Most of the recently cleared ground in the photo was completely covered by Oenothera siskiyou. Its pale pink flowers nestled above dark green serrated leaves made a striking appearance. Planted in the harsh dry soil in front of the house, this plant barely clings to life. In the deeply rich and moist soil near the road, this plant became wildly invasive. We intend to keep it but it cannot grow in the cramped bed by the stone wall. It will be interesting to see the degree to which we were able to remove this plant from here.
Creeping lemon thyme is one of the plants that is behaving as expected. We wanted it to edge the planting bed and grow over the row of stones.

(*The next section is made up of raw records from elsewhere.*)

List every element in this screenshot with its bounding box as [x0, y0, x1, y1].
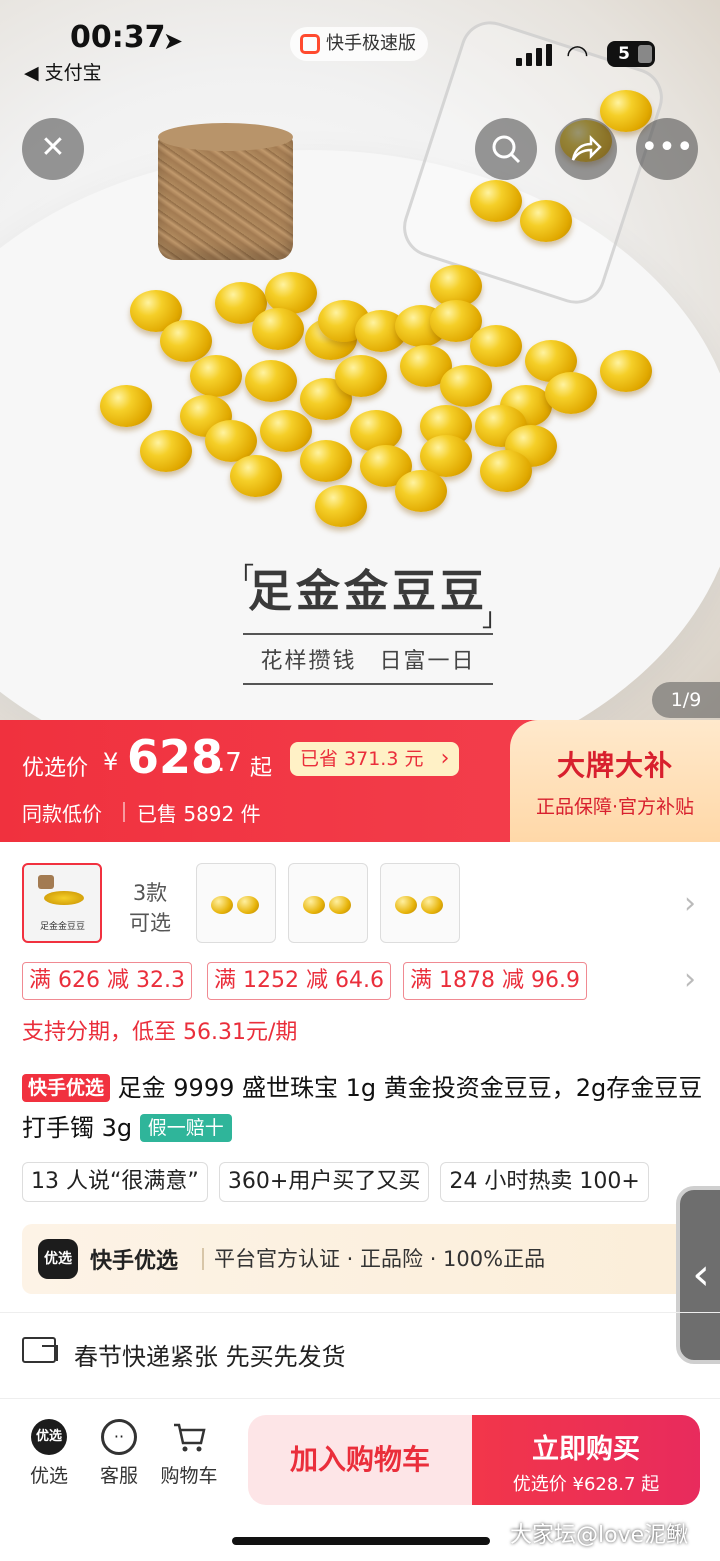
chevron-right-icon[interactable]: › — [684, 962, 696, 997]
close-icon[interactable]: ✕ — [22, 118, 84, 180]
saved-amount-badge[interactable]: 已省 371.3 元 › — [290, 742, 460, 776]
side-drawer-handle[interactable]: ‹ — [676, 1186, 720, 1364]
gold-bean — [600, 350, 652, 392]
buy-now-price: 优选价 ¥628.7 起 — [512, 1474, 660, 1495]
review-chip[interactable]: 13 人说“很满意” — [22, 1162, 208, 1202]
brand-subsidy-box[interactable]: 大牌大补 正品保障·官方补贴 — [510, 720, 720, 842]
installment-info[interactable]: 支持分期，低至 56.31元/期 — [22, 1014, 297, 1046]
variant-thumb-selected[interactable]: 足金金豆豆 — [22, 863, 102, 943]
chevron-right-icon: › — [440, 746, 450, 771]
delivery-text: 春节快递紧张 先买先发货 — [74, 1343, 346, 1371]
back-to-app-link[interactable]: ◀ 支付宝 — [24, 58, 102, 85]
gold-bean — [440, 365, 492, 407]
gold-bean — [190, 355, 242, 397]
nav-service[interactable]: ·· 客服 — [84, 1419, 154, 1488]
battery-icon: 5 — [607, 41, 655, 67]
youxuan-icon: 优选 — [31, 1419, 67, 1455]
price-label: 优选价 — [22, 756, 89, 781]
wifi-icon: ◠ — [566, 40, 589, 70]
add-to-cart-button[interactable]: 加入购物车 — [248, 1415, 472, 1505]
nav-cart[interactable]: 购物车 — [154, 1419, 224, 1488]
status-bar: 00:37 ➤ ◀ 支付宝 快手极速版 ◠ 5 — [0, 0, 720, 90]
nav-label: 优选 — [29, 1465, 68, 1487]
gold-bean — [520, 200, 572, 242]
gold-bean — [300, 440, 352, 482]
price-bar: 优选价 ¥ 628 .7 起 已省 371.3 元 › 同款低价 已售 5892… — [0, 720, 720, 842]
gold-bean — [600, 90, 652, 132]
kuaishou-select-banner[interactable]: 优选 快手优选 平台官方认证 · 正品险 · 100%正品 › — [22, 1224, 698, 1294]
gold-bean — [245, 360, 297, 402]
price-integer: 628 — [127, 730, 224, 784]
signal-icon — [516, 44, 554, 66]
price-decimal: .7 — [217, 748, 242, 778]
gold-bean — [470, 325, 522, 367]
gold-bean — [260, 410, 312, 452]
home-indicator[interactable] — [232, 1537, 490, 1545]
price-suffix: 起 — [250, 756, 273, 781]
brand-subsidy-title: 大牌大补 — [556, 749, 673, 782]
guarantee-tag: 假一赔十 — [139, 1114, 232, 1142]
buy-now-label: 立即购买 — [532, 1434, 640, 1465]
location-arrow-icon: ➤ — [163, 27, 184, 55]
saved-text: 已省 371.3 元 — [300, 748, 424, 770]
currency-symbol: ¥ — [103, 748, 119, 776]
chevron-right-icon[interactable]: › — [684, 886, 696, 921]
product-hero-image[interactable]: 「 足金金豆豆 」 花样攒钱 日富一日 1/9 — [0, 0, 720, 720]
low-price-text: 同款低价 — [22, 802, 102, 826]
more-icon[interactable]: ••• — [636, 118, 698, 180]
gold-bean — [335, 355, 387, 397]
review-chips: 13 人说“很满意” 360+用户买了又买 24 小时热卖 100+ — [22, 1162, 720, 1202]
service-icon: ·· — [101, 1419, 137, 1455]
buy-now-button[interactable]: 立即购买 优选价 ¥628.7 起 — [472, 1415, 700, 1505]
watermark: 大家坛@love泥鳅 — [510, 1523, 689, 1548]
hero-slogan: 「 足金金豆豆 」 花样攒钱 日富一日 — [228, 555, 508, 685]
gold-bean — [395, 470, 447, 512]
variant-selector[interactable]: 足金金豆豆 3款 可选 › — [0, 858, 720, 950]
nav-youxuan[interactable]: 优选 优选 — [14, 1419, 84, 1488]
banner-name: 快手优选 — [90, 1249, 179, 1274]
gold-bean — [230, 455, 282, 497]
gold-bean — [545, 372, 597, 414]
gold-bean — [100, 385, 152, 427]
nav-label: 客服 — [99, 1465, 138, 1487]
product-title: 足金 9999 盛世珠宝 1g 黄金投资金豆豆，2g存金豆豆打手镯 3g — [22, 1074, 703, 1142]
coupon-tag[interactable]: 满 1878 减 96.9 — [403, 962, 587, 1000]
gold-bean — [140, 430, 192, 472]
hero-subtitle: 花样攒钱 日富一日 — [260, 649, 476, 674]
coupon-tag[interactable]: 满 626 减 32.3 — [22, 962, 192, 1000]
kuaishou-icon — [300, 34, 320, 54]
hero-title: 足金金豆豆 — [248, 566, 488, 617]
status-time: 00:37 — [70, 20, 166, 55]
search-icon[interactable] — [475, 118, 537, 180]
app-name: 快手极速版 — [326, 33, 416, 54]
brand-subsidy-subtitle: 正品保障·官方补贴 — [535, 796, 695, 818]
variant-thumb[interactable] — [288, 863, 368, 943]
coupon-tag[interactable]: 满 1252 减 64.6 — [207, 962, 391, 1000]
price-section: 优选价 ¥ 628 .7 起 已省 371.3 元 › 同款低价 已售 5892… — [0, 720, 530, 842]
nav-label: 购物车 — [160, 1465, 218, 1487]
review-chip[interactable]: 360+用户买了又买 — [218, 1162, 430, 1202]
review-chip[interactable]: 24 小时热卖 100+ — [440, 1162, 649, 1202]
truck-icon — [22, 1337, 58, 1363]
gold-bean — [470, 180, 522, 222]
app-name-pill: 快手极速版 — [290, 27, 428, 61]
variant-thumb-caption: 足金金豆豆 — [40, 922, 86, 932]
sold-count: 已售 5892 件 — [137, 802, 261, 826]
kuaishou-select-tag: 快手优选 — [22, 1074, 111, 1102]
cork-stopper — [158, 123, 293, 260]
share-icon[interactable] — [555, 118, 617, 180]
image-pager: 1/9 — [652, 682, 720, 718]
youxuan-logo-icon: 优选 — [38, 1239, 78, 1279]
variant-count: 3款 可选 — [129, 881, 171, 935]
gold-bean — [480, 450, 532, 492]
coupon-row[interactable]: 满 626 减 32.3 满 1252 减 64.6 满 1878 减 96.9… — [0, 962, 720, 1002]
product-title-block: 快手优选 足金 9999 盛世珠宝 1g 黄金投资金豆豆，2g存金豆豆打手镯 3… — [22, 1068, 712, 1148]
cart-icon — [171, 1419, 207, 1455]
gold-bean — [160, 320, 212, 362]
gold-bean — [252, 308, 304, 350]
variant-thumb[interactable] — [380, 863, 460, 943]
banner-desc: 平台官方认证 · 正品险 · 100%正品 — [214, 1247, 546, 1271]
gold-bean — [315, 485, 367, 527]
variant-thumb[interactable] — [196, 863, 276, 943]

Despite the richness of the soil here, this plant has stayed in bounds. The late winter flood did no damage to this still frozen plant. Neighbors have grown over other thymes and we work to trim them back since this is the desired plant.
Planting next to a former pasture comes with guaranteed problems. Coarse grasses will try to take back their ground with a persistence that is frightening. We fully expect that our chosen plants will be displaced by the natives shortly after we stop working here. Our line of defense is a trench filled with bark mulch. The picture clearly shows that the weeds grow freely in the mulch. What is not shown is the relative ease in removing entire plants including an intact root system. We worked this strip in the Spring and have done nothing here since then. If the weather holds, a line will be stretched defining the edge tomorrow and this area will become neatly weed free.